Basta observarmos que as pessoas encarceradas são em sua maioria, oriundas de classes sociais mais baixa para confirmamos a desigualdade de tratamento no sistema penitenciário brasileiro. Enquanto isso, pessoas detentoras de poder econômico que praticam crimes não são punidas apropriadamente, as leis para estes são aplicadas brandamente. Na última década, o Brasil, em termos de encarceramento, é superado apenas pelo Camboja (KALILI, 2014).
O presente trabalho se propõe a analisar a Seletividade do Sistema Judiciário Brasileiro, tendo como principal objetivo discorrer sobre as seletividades raciais, sociais e judiciárias existentes.

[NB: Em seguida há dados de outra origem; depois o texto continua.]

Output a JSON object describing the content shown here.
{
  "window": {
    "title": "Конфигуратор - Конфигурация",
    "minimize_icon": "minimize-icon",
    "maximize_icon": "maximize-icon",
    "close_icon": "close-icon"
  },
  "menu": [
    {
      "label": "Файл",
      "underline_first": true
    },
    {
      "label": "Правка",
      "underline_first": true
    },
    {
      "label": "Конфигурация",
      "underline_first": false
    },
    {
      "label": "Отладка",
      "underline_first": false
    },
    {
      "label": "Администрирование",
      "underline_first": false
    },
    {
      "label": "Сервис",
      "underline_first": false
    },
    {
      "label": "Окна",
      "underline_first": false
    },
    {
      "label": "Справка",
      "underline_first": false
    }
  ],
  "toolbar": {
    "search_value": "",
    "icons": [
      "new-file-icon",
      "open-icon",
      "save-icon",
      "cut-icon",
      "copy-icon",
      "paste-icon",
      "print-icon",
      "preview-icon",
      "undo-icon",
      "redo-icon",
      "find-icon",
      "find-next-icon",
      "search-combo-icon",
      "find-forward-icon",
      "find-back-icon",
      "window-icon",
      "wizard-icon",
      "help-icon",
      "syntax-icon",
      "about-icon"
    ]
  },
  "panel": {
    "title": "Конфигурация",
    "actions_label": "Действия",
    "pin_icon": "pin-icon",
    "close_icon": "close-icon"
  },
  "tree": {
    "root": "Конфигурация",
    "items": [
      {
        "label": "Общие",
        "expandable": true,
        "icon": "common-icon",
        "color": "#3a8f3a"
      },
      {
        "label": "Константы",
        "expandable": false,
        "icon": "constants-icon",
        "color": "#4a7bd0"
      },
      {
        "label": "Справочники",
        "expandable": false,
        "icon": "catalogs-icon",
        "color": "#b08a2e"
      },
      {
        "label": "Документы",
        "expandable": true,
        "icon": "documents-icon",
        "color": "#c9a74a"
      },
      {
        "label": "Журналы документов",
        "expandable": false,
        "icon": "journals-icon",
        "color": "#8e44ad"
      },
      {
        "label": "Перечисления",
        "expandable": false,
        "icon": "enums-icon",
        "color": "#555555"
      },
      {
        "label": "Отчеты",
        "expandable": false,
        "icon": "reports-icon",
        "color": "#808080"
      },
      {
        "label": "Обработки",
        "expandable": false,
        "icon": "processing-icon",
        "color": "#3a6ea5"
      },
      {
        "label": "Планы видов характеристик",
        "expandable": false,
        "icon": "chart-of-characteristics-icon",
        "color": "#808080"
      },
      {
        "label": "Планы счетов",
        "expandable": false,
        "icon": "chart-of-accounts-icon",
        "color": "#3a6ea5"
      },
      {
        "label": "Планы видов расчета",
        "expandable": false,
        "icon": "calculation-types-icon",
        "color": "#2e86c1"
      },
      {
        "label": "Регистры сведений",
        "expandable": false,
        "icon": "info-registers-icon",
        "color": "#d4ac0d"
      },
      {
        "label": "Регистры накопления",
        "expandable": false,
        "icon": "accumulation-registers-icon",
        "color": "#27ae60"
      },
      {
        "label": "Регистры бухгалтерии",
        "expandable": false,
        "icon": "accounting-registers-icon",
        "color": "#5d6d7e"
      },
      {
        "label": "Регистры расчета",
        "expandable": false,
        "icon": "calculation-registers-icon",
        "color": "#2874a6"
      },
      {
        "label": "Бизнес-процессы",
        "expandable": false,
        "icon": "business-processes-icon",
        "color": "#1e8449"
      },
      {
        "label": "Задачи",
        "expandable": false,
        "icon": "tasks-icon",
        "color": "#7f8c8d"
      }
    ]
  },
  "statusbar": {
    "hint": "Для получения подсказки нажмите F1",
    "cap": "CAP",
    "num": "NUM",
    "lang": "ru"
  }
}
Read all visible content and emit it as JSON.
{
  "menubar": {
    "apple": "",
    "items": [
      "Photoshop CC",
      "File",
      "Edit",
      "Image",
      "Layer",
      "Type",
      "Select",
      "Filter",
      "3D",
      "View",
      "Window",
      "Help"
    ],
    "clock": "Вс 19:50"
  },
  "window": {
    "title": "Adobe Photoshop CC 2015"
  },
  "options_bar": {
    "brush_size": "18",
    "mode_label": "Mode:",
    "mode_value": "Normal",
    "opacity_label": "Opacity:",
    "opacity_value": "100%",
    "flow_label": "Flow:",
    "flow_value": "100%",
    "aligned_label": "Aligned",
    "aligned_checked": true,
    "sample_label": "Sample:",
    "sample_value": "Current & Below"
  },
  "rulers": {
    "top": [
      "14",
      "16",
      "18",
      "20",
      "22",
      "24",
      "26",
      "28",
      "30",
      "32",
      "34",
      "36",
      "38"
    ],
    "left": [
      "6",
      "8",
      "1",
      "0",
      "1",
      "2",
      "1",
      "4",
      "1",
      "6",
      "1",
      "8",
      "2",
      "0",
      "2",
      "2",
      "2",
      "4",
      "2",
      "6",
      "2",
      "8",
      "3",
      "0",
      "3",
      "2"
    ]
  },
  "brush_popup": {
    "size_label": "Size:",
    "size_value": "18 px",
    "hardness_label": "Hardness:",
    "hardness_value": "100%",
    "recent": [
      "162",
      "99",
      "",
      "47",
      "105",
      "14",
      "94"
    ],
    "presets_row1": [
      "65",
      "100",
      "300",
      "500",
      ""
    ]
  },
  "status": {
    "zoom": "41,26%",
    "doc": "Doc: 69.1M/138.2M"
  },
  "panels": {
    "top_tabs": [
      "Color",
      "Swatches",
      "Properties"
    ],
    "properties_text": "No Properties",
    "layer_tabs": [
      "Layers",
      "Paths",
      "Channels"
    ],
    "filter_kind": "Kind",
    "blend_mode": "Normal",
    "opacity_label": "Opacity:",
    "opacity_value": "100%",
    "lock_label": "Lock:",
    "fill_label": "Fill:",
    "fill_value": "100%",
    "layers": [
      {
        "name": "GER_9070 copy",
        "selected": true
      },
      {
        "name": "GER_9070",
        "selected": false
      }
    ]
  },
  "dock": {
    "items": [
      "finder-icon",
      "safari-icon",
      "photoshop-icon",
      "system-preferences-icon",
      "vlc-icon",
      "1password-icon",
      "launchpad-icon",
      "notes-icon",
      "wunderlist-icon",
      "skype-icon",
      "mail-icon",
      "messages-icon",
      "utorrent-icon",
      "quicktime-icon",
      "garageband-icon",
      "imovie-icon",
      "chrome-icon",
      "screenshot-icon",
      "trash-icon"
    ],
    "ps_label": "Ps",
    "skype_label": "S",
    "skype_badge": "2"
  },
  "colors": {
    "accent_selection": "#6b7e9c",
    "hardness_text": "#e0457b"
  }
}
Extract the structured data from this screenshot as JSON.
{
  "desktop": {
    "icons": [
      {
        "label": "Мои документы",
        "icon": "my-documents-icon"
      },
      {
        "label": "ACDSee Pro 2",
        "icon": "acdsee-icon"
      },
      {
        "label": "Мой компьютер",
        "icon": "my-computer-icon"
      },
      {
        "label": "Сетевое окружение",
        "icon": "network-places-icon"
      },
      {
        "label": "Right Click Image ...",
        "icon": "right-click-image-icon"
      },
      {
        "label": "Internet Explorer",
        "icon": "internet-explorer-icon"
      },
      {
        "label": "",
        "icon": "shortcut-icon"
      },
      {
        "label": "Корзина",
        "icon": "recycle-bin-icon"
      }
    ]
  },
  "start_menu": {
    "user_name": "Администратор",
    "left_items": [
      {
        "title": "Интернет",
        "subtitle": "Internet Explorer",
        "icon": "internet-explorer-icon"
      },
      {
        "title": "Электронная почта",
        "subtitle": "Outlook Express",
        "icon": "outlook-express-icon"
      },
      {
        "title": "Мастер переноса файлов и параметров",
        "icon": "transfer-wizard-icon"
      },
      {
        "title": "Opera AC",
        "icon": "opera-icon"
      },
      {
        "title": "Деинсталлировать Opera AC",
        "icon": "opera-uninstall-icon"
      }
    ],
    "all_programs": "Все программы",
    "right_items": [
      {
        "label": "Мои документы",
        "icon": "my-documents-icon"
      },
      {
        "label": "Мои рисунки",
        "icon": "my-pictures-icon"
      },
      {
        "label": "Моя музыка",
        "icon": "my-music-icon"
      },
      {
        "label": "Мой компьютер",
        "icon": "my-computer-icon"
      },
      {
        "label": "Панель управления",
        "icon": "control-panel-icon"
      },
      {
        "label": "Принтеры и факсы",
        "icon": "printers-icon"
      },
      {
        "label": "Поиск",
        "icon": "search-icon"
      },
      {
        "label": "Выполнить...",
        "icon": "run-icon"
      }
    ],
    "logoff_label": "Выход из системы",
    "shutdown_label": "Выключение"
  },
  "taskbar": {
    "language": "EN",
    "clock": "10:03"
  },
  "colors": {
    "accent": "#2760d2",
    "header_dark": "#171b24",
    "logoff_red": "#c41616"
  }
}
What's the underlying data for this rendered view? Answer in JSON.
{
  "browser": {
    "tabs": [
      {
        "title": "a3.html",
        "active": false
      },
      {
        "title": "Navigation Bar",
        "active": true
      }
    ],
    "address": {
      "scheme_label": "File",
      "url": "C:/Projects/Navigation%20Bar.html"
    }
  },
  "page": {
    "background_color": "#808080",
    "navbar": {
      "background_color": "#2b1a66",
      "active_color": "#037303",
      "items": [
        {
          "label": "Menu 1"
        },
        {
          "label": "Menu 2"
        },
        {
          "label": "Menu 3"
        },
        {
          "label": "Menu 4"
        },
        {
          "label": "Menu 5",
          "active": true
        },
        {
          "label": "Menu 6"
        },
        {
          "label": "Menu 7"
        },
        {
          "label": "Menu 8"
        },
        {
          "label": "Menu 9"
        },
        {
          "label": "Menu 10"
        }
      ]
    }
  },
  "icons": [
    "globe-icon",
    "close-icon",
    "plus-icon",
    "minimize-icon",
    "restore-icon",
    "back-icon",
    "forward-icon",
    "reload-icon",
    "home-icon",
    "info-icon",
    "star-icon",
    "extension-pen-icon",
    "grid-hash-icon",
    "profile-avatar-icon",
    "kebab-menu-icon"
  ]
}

Desse modo, será feita uma abordagem sobre a história da seletividade penal, iniciando com a Teoria do etiquetamento social, passando pelo seletividade racial e concluindo com a seletividade penal mostrando a seletividade por raça e classe nas decisões judiciais comparando o tratamento dispensado aos selecionados em relação aos favorecidos.
2 A Teoria do Etiquetamento Social
Para rotular como delinquente um indivíduo os principais elementos formadores de convicção são muitas vezes errôneos e frágeis de sustentação, apresentados como defeitos de socialização, onde não são considerados os fatores reais incriminadores como: o mau comportamento na convivência social, os antecedentes criminais, os fatos concretos que enfatizam a criminalização real e a a pré-disposição para atos de delinquência.
Na obra de Cesare Lombroso, “O homem delinquente”, de 1876, podemos verificar que a questão da desigualdade não é um fator recente, de certa maneira, ele já abordava sobre a estigmatização de certos indivíduos como, por exemplo, o fato do uso de tatuagens onde ele afirma que aqueles que a possuíam eram tendentes à delinquência e predispostos ao cinismo, à insensibilidade à dor, à vaidade, à preguiças, à falta de senso moral e de caráter impulsivo (LOMBROSO, 2016, p. 7).
Sobre a teoria de Lombroso, Matos (2020), afirma que:
A doutrina lombrosiana procurava características orgânicas e tipológicas que permitissem identificar o indivíduo delinqüente de maneira diversa do indivíduo “normal”. Consoante esta doutrina, o criminoso já nascia portando estigmas físicos e psíquicos herdados de seus ancestrais, tais como um tamanho específico de crânio, orelhas grandes e afastadas da cabeça, sobrancelhas largas ou lábios virados (MATOS, 2020).
Surgindo como um novo paradigma criminológico a Teoria de Labelling Approach é resultante de mudanças sociocriminais sofridas pelo direito penal. Por criticar o antigo paradigma etiológico ele foi chamado de paradigma da reação social analisando as características individuais do criminoso. O fenômeno de controle e o sistema penal são objetos de análise do novo paradigma sendo que o crime é definido pelo que as instâncias definem com tal e não pela conduta do agente. Nem todos os crimes são punidos e perseguidos pelo Estado e pela sociedade, sendo punidos apenas parte deles e das pessoas ocorrendo dessa forma a seletividade (DA SILVA, 2015).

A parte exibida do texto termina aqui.